Kata orang badannya besar sebesar gajah, daun telinga lebar selebar nyiru dan wajahnya hitam menakutkan. Maka dikeluarkannya mayat anak yang baru dikubur itu dengan lidi keramatnya dan segera dibawa pulang ke rumah untuk disembelih.

Apabila seseorang yang diduga berperangai palasik datang ke rumah seorang ibu yang mempunyai anak kecil, maka si empunya rumah atau yang lainnya segera mengu¬nyah pinang sinawal atau pinang penawar lalu disemburkan kepada tamu yang tidak diundang itu. Kalau benar seorang palasik, ketika itu juga jatuhlah ia terguling. Bercucuran keringatnya dan dari mulutnya keluar air liur berbusa, tak obahnya seperti orang diserang penyakit ayan.

Namun yang umum dilakukan or¬ang, ialah membuat sebungkus obat penangkal yang diletakkan di dalam baju atau selimut anak yang dilindungi itu. Adapun isi bungkusan tersebut ialah obat penyembur seperti lada kecil (merica hitam), dasun (bawang putih tunggal), pinang sinawal, buah pala, cengkeh dan kunyit. Dengan demikian palasik tidak akan berani mendekat, apalagi mengusik anak yang telah diberi penangkal tersebut.

"Aku tidak pernah jatuh terguling. Bercucuran keringat dan dari mulutku keluar air liur berbusa, tak obahnya seperti orang diserang penyakit ayan. Jelas aku bukan palasik" Mak Maun menyesali orang-orang kampung.

Tapi, lagi-lagi mana peduli orang-orang kampung, meski Mak Maun mengaku orang biasa layaknya perempuan-perempuan lain di kampungnya.

Kata orang-orang kampung, "palasik itu ialah manusia biasa seperti kita-kita juga. Dalam pergaulan sehari-hari mustahil dapat dibedakan mana yang palasik dan mana pula yang bukan. Orang berperangai palasik itu tidak hilang bangsa dalam adat.

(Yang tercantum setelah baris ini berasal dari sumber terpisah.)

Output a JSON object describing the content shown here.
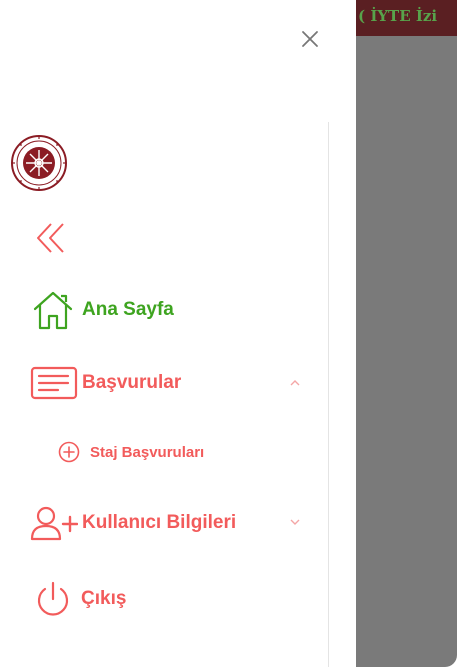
{
  "banner": {
    "text": "( İYTE İzi"
  },
  "menu": {
    "home_label": "Ana Sayfa",
    "applications_label": "Başvurular",
    "internship_label": "Staj Başvuruları",
    "user_info_label": "Kullanıcı Bilgileri",
    "logout_label": "Çıkış"
  },
  "colors": {
    "accent": "#f25b5b",
    "home": "#3ea420",
    "overlay": "#7a7a7a",
    "banner": "#5a1f22"
  },
  "icons": {
    "close": "close-icon",
    "collapse": "double-chevron-left-icon",
    "home": "home-icon",
    "applications": "document-list-icon",
    "internship": "plus-circle-icon",
    "user": "user-plus-icon",
    "logout": "power-icon"
  }
}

Sebab mereka turunan yang jelas asal usulnya dan bukan berasal dari bangsa budak.

Dalam jamuan yang terkembang atau medan yang sekata, mereka dapat setanding duduk. Demikian juga mereka makan dapat sejambar (makan bersama satu talam atau piring besar) dengan orang lain yang tidak berperangai palasik. Kalau ia seorang penghulu, duduk sama rendah dan tegak sama tinggi dengan penghulu lain di nagarinya.

Hanya saja yang dikhawatirkan orang, ialah kalau-kalau terambil menjadi urang sumando (menantu laki-laki). Bila hal semacam itu terjadi, bisa celaka tiga belas. Sebab anak-cucu kaum tersebut akan berperangai palasik pula seperti bapaknya.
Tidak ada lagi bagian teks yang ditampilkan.